それとも何か、これはそんなに大した事ではないと? 動かないのに?
「感動です! 3代目は放って置いても大丈夫ですよ」
「放って!? いや、それは、」
流石に、と続く筈の言葉は、やはりにこにこ顔のクロウさんによって、呑み込まれる。と言うか紡ぐ前に、クロウさんの言葉に、押し退けられた。
「あの顔に似合わずむっつりな男は、貴方に抱きつか、」
「それ以上言うなぁあああああああ!!」
ビクッと肩が揺れた。
私は驚いてオズを見たが、クロウさんは、急に起き上がり叫んだオズに見向きもせず、私の手を握った両手を、少し持ち上げて、ニコッとまた笑う。
「ね、大丈夫だったでしょう?」
「そ、そうですね。よかっ、」
「ぶっ殺す!!」
オズは真っ赤になって怒っている。
何と言うか、うん。元気そうでよかった。
「3代目! 風影様が呼んでるんですって!!」
「てめぇを殺したら行く!!」
そういや、風影様って誰だろう。ガーッ、ってのが1番相応しそうな勢いで、オズがクロウさんを追い掛け始めたのを見ながら、ふむ、と首を傾げる。
風影。風の文字が入っている。様ってことは偉い人。
行き当たるのは自分に良いように解釈された答え。もしかして。
もしかして、風の、神様?
「っ、ク、クロウさん!」
ざわって鳥肌立った。思い当たって直ぐ様、弾けるように声を上げる。
「クロウさん!」
いやに大きな、そうだな、キングサイズのベッドより大きそうな、テーブルの周りをグルグルグルグルと、オズとクロウさんは追いかけっこをしている。ちょっと馬鹿みたいと思ったのは秘密だ。
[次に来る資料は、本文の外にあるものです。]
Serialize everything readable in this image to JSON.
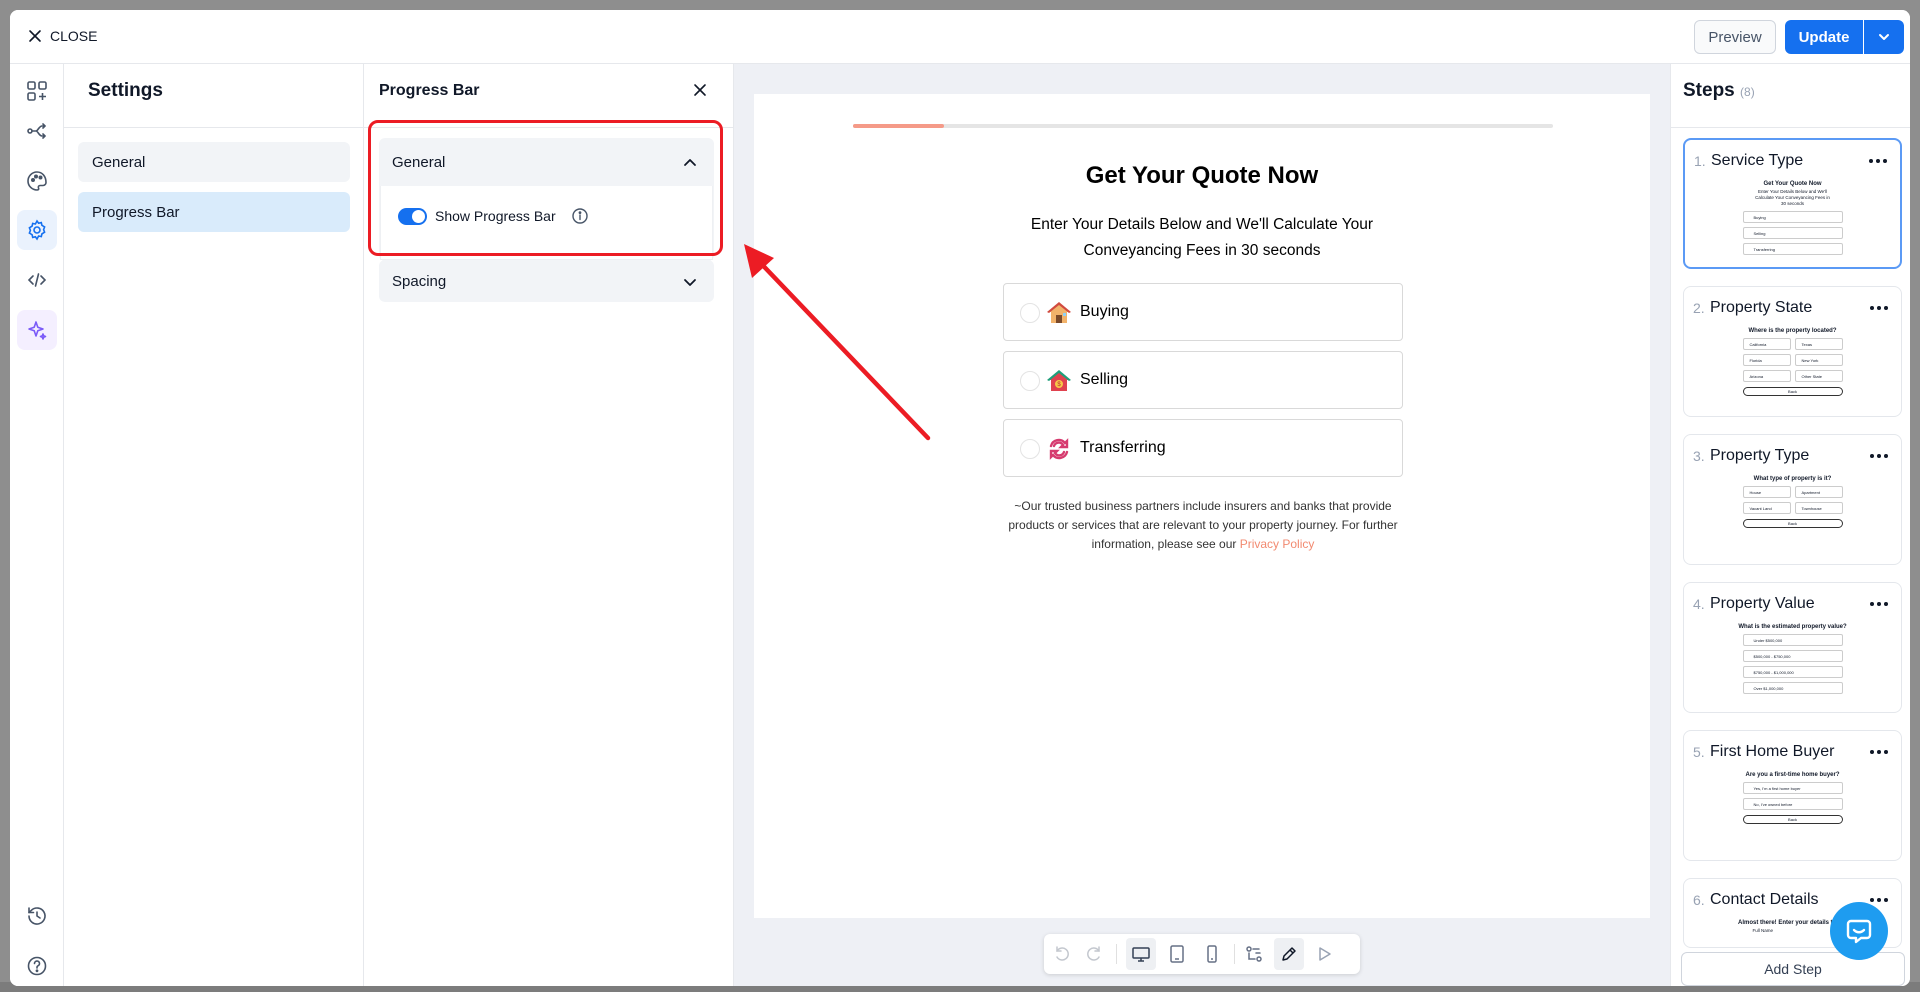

丁度私から1番遠い位置に差し掛かろうとしていたクロウさんを、呼んだ、ら。
目の前に現れた。
「お呼びですか? 救世主様」
「おっふぉお!? え? え?」
大袈裟に飛び上がった後、彼のいた場所と、今いる場所を交互に指す。あそこから、ここに。え? あそこから、ここに?
「ちょこまかと……逃げんじゃねぇええ!!」
「ぎぃやぁあああああ!?」
ナイフが、
ナ イ フ が、
飛 ん で き た 。
見間違いかと思った。見間違いなら良かった。だがしかし残念な事に真実。
目を剥いて叫び固まった私の直ぐ傍で、鋭い金属音がして、ナイフはクロウさんの持っている短刀に弾かれた。何故短刀を持っている。
結果的に、私には擦りもしなかった、けども!
「殺す気かぁあああ!?」
今のは何! 何故刃物が飛ぶような事になった!
吃驚どころじゃねぇよこれ!? 危うく異世界初日にして天に召されるとこだったよ!?
「い、いや、わり……」
「まったくですよ。救世主様が怪我でもした、」
「救世主いうな!!」
「!?」
意味解んない。出鱈目過ぎて意味解んない。とにかく黙れ。もうお前ら黙れ。
「二人とも、黙って、質問に、答えて、ください」
「「はい」」
ったく、どんな喧嘩だよ。
凶器が使用可って………。
(いや、別に)
(正座は)
(強要してないんだけど……)
(ま、いいか)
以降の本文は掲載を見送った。